The word hearse is actually derived from “herse,” a Middle English term to describe the candelabra often placed on top of a casket. During the 17th century, people began referring to the horse-drawn carriages that brought a casket to the burial site as hearses. Although, professionals in the funeral industry prefer to call these vehicles “funeral coaches,” since “hearse” can be associated with something morbid and frightening.
The first motorized hearses started to appear in the first decade of the 20th century and quickly replaced its’ horse-drawn alternative. The Crane and Breed Company in Cincinnati, Ohio, was the first manufacturer of motorized hearses. At this point, the style was boxy and mimicked the aesthetics of a carriage. The landau-style hearse, which most of us are familiar with today, wasn’t introduced until the 1930s, when Sayers and Scovill developed the limousine-like design.

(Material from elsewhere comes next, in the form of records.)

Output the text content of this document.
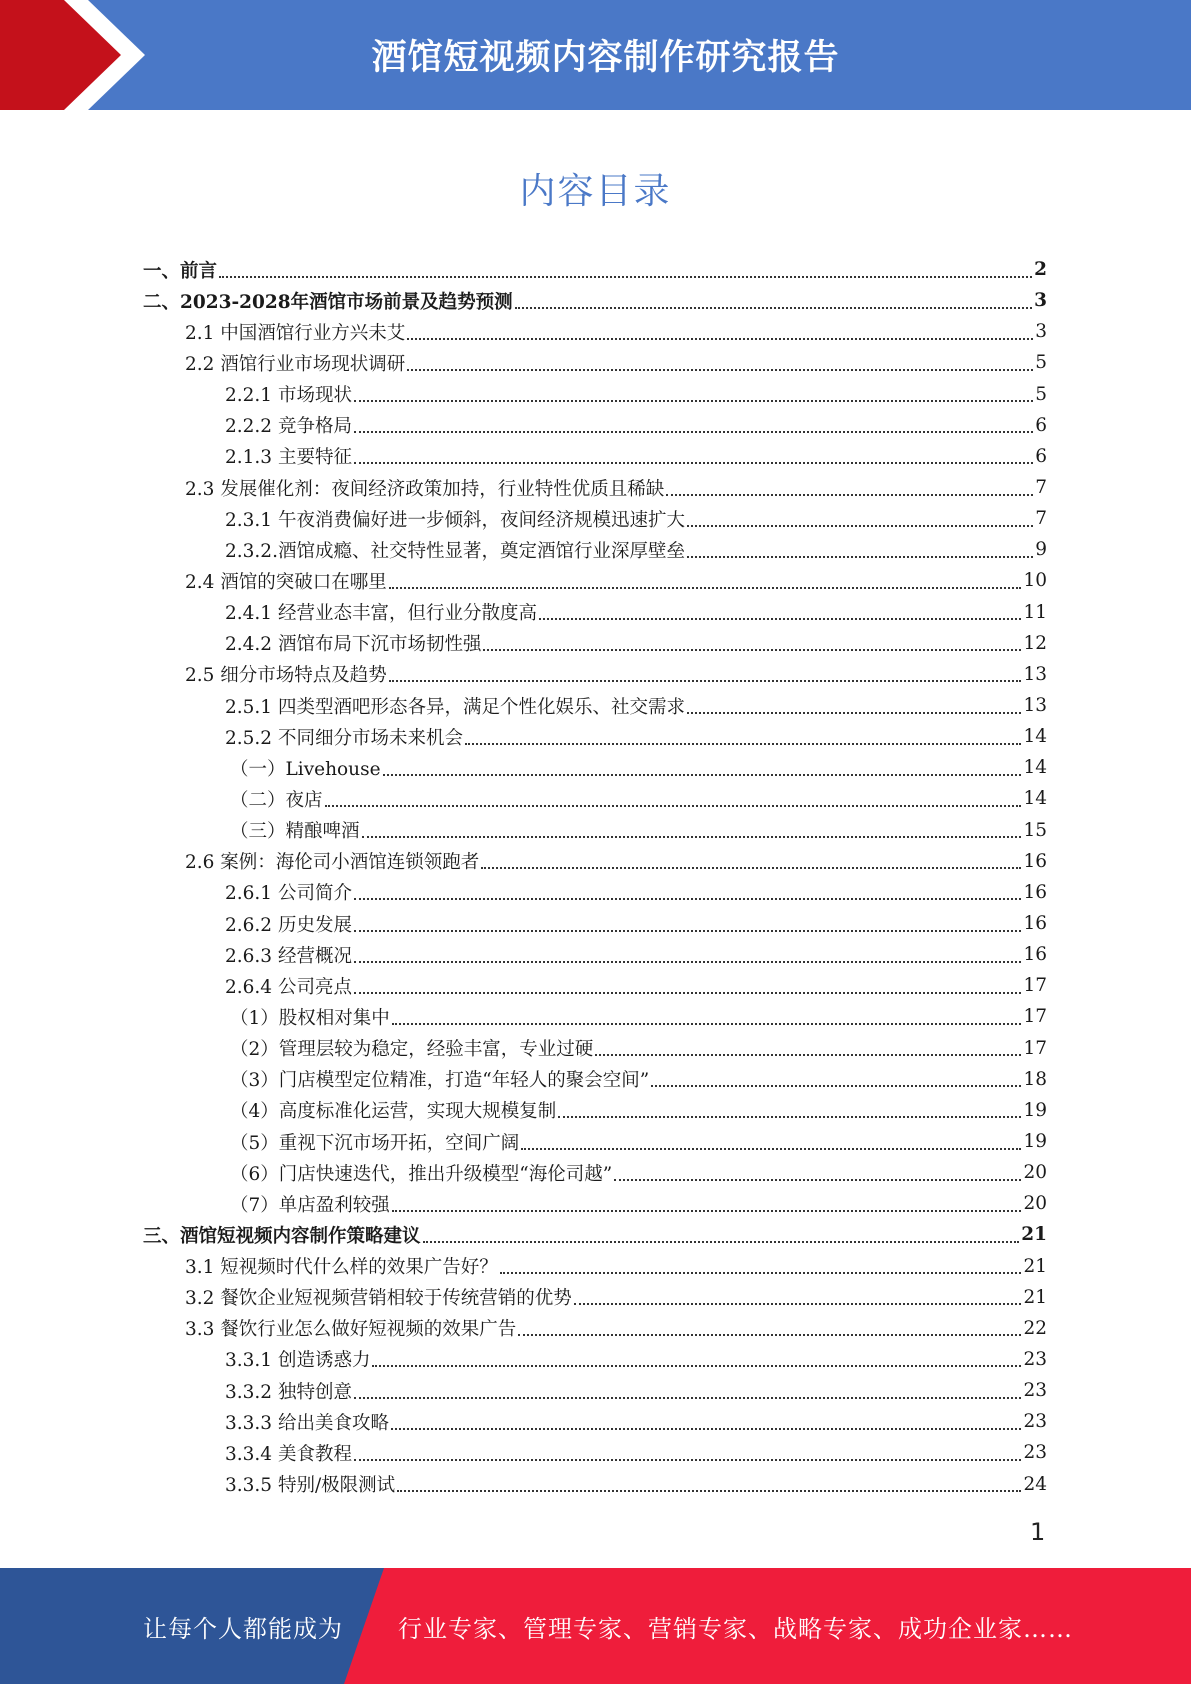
酒馆短视频内容制作研究报告
内容目录
一、前言	2
二、2023-2028年酒馆市场前景及趋势预测	3
2.1 中国酒馆行业方兴未艾	3
2.2 酒馆行业市场现状调研	5
2.2.1 市场现状	5
2.2.2 竞争格局	6
2.1.3 主要特征	6
2.3 发展催化剂：夜间经济政策加持，行业特性优质且稀缺	7
2.3.1 午夜消费偏好进一步倾斜，夜间经济规模迅速扩大	7
2.3.2.酒馆成瘾、社交特性显著，奠定酒馆行业深厚壁垒	9
2.4 酒馆的突破口在哪里	10
2.4.1 经营业态丰富，但行业分散度高	11
2.4.2 酒馆布局下沉市场韧性强	12
2.5 细分市场特点及趋势	13
2.5.1 四类型酒吧形态各异，满足个性化娱乐、社交需求	13
2.5.2 不同细分市场未来机会	14
（一）Livehouse	14
（二）夜店	14
（三）精酿啤酒	15
2.6 案例：海伦司小酒馆连锁领跑者	16
2.6.1 公司简介	16
2.6.2 历史发展	16
2.6.3 经营概况	16
2.6.4 公司亮点	17
（1）股权相对集中	17
（2）管理层较为稳定，经验丰富，专业过硬	17
（3）门店模型定位精准，打造“年轻人的聚会空间”	18
（4）高度标准化运营，实现大规模复制	19
（5）重视下沉市场开拓，空间广阔	19
（6）门店快速迭代，推出升级模型“海伦司越”	20
（7）单店盈利较强	20
三、酒馆短视频内容制作策略建议	21
3.1 短视频时代什么样的效果广告好？	21
3.2 餐饮企业短视频营销相较于传统营销的优势	21
3.3 餐饮行业怎么做好短视频的效果广告	22
3.3.1 创造诱惑力	23
3.3.2 独特创意	23
3.3.3 给出美食攻略	23
3.3.4 美食教程	23
3.3.5 特别/极限测试	24
1
让每个人都能成为 行业专家、管理专家、营销专家、战略专家、成功企业家……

There aren’t any major American automobile manufacturers that build hearses in the factory. In fact, most hearses are built by companies who customize the bodies of existing cars, making them longer and more functional for their purpose. Typically, hearse makers prefer to use parts from companies like Cadillac, Lincoln, and Buick. The electrical system and all vital fluid lines are removed and the car is cut in half, fitted onto a longer chassis, and then overlaid with a molded fiberglass to reconnect the two parts. This “franken-vehicle” is then painted and doctored up to resemble the hearse.
Of course, there are other bells and whistles added to hearse to make them more functional. There are rollers to make it easier to slide the casket into the back, pins to secure the casket, and drapes placed on the windows.
The largest hearse manufacturer in the United States is currently Accubuilt, Inc. located in Lima, Ohio. A number of major hearse makers have merged together and are now a part of Accubuilt, which currently builds 60 percent of the hearses used today. Even Sayers and Scovill, a company that’s been in business for one hundred and forty years, has joined forces with Accubuilt.
A handcrafted hearse costs around $60,000, but that doesn’t stop collectors from buying used versions to restore. The hearse is celebrated by automobile enthusiasts as a beautiful work of craftsmanship, and is often put on display at auto shows. Groups like the National Hearse and Ambulance Association and the Last Ride Hearse Society have sprung up across the nation to shed some light on the hearse’s history.